Stalls slam shut, shoes squeal, and someone swears under their breath as bodies rush for the exit. I don’t hurry them. I don’t need to. Fear does that just fine.

I move down the row of stalls, kicking them open one by one. Empty. Empty. Empty.

The last one swings open hard.

There she is.

She doesn’t scream. Doesn’t flinch. She leans back against the stall wall, arms crossed, chin tipped up like she’s been waiting.

“Took you long enough,” she says, mouth curling.

I grab her wrist and haul her out in one smooth motion, backing her into the sink hard enough to rattle the mirror. Not brutal but controlled.

She grins anyway. Smug and fucking challenging.

“I thought I told you to run fast,” I say, head tilting beneath the mask, disappointment threading my voice like I actually give a shit.

She snorts and points at her heels. “Yeah, well, in case you didn’t notice, these aren’t exactly built for fucking cardio or parkour.”

I don’t answer her right away.

Instead, I take my time looking around the bathroom. Grimy tiles. Flickering light. A cracked mirror barely holding on behindher. The place is a shithole. My shoulders loosen anyway, the way they always do when I settle into a space I can control.

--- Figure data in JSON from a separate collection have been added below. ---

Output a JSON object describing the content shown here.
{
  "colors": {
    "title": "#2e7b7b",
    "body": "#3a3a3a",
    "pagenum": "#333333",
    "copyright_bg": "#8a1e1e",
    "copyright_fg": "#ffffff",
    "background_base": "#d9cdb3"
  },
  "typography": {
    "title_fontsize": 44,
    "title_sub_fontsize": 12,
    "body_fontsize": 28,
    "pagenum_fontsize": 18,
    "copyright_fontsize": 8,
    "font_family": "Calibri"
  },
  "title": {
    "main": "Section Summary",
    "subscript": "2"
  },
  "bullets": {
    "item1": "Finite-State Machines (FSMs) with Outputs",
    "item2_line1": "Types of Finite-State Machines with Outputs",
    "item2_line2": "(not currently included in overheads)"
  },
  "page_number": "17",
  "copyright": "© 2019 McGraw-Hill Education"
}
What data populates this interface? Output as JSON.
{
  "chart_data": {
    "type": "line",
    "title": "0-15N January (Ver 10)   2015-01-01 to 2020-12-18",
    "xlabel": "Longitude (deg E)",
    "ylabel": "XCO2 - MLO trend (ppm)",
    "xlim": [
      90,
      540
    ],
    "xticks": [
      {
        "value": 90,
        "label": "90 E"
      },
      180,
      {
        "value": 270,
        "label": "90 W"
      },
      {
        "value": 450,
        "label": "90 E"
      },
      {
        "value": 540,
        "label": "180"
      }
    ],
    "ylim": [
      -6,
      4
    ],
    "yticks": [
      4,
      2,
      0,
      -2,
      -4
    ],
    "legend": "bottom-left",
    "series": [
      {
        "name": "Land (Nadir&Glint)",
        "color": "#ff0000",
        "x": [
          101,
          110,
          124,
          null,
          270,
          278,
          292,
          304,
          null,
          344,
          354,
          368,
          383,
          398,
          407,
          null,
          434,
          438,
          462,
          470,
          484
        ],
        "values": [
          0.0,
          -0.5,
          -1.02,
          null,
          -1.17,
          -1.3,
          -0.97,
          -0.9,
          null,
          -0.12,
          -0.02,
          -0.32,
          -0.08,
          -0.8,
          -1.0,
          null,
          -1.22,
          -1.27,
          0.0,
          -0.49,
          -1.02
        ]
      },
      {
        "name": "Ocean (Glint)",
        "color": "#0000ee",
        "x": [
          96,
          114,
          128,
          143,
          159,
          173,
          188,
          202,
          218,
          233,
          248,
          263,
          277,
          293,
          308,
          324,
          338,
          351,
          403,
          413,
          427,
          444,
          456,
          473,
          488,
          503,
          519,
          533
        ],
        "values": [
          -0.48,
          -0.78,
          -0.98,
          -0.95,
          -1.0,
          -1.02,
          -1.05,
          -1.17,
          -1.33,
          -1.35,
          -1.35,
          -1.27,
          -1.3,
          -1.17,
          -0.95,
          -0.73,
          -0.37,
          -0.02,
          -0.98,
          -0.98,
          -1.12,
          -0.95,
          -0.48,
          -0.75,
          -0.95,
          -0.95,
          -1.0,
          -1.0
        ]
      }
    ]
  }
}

She watches me do it, like she knows exactly what I’m clocking. Like she enjoys it.

“So this is where you end up?” I ask, dry as hell. “A filthy bathroom. A fucking dead end.” My gaze slides back to her. “Gotta say, valentine, I expected more effort.”

She laughs—bright, unapologetic, irritating in the way that makes my mouth twitch. “Oh, I put in effort,” she says. “Just not on the whole running-for-my-life part.”

That gets my attention.

I feel it immediately—the shift, the recalculation. She sees it too. Her smile sharpens like she just scored a point.

“Instead,” she continues, stepping past me. “Instead, I put the effort into the location.”

The lock clicks behind us. Loud. Final.

“I figured,” she adds casually, “with all that frustration you keep claiming you have, it made more sense to let it out somewhere we wouldn’t get interrupted. Or draw unwanted attention.” She shrugs. “Seemed smarter. Considering…”

A short, humorless laugh slips out of me as I step back into her space, close enough that she has to tip her chin up to keep eye contact.

“So this was intentional,” I say.

She tilts her head, grin pure trouble. “You did tell me not to make it boring. Bet you didn’t see this coming, did ya, big guy?”

I study her through the mask, slow and deliberate. “Careful,” I murmur. “That kind of planning makes it sound like you actually wanted to get caught.”